New James Webb Space Telescope photos show a massive galaxy cluster bending light
By Elizabeth Howell published about 12 hours ago
Is it two galaxies, or two star clusters? Astronomers aren't yet sure what the James Webb Space Telescope spotted in an image of the early universe.
The massive gravity of galaxy cluster MACS0647 is gravitationally lensing several other systems in this image. (Image credit: SCIENCE: NASA, ESA, CSA, STScI, and Tiger Hsiao (Johns Hopkins University) IMAGE PROCESSING: Alyssa Pagan (STScI))
In a dance of dark matter, NASA's deep-space observatory caught light being bent in the distant universe.
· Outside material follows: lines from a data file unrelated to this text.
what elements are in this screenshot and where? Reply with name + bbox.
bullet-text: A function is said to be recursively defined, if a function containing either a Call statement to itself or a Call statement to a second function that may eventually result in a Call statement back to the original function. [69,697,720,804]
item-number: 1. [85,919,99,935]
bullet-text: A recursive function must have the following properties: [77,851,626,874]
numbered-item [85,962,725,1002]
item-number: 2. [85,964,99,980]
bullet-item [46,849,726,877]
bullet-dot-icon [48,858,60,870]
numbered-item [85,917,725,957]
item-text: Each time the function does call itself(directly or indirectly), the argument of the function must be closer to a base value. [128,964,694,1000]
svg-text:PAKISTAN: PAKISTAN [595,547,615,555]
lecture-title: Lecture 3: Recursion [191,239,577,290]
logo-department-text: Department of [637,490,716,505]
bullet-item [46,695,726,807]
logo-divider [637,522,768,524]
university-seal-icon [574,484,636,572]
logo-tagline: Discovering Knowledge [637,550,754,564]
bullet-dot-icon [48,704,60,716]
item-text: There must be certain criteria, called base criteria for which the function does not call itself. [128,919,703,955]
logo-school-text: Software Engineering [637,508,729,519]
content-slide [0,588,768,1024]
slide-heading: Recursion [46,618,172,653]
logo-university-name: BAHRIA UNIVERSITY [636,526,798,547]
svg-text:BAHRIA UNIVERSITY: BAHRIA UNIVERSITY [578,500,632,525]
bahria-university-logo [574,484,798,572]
The massive James Webb Space Telescope mirror used a galaxy cluster's gravity to take a look at a known galaxy far behind, but there's a twist: the new research published Wednesday (Oct. 26) suggests Webb may be viewing two galaxies and not one. (The region has been imaged before by the Hubble Space Telescope, but this new view is sharper than ever.)
"We're actively discussing whether these are two galaxies, or two clumps of stars within a galaxy," Space Telescope Science Institute astronomer Dan Coe, an instrument scientist for Webb's near-infrared camera, said in a NASA statement(opens in new tab). "We don't know, but these are the questions that Webb is designed to help us answer."
Hubble saw the objects, found 10 years ago and called MACS0647-JD, as a "pale, red dot" formed just 400 million years after the Big Bang that kickstarted the universe, according to Coe. While Webb revealed that one object was actually two, the nature of what the new telescope is seeing remains a mystery.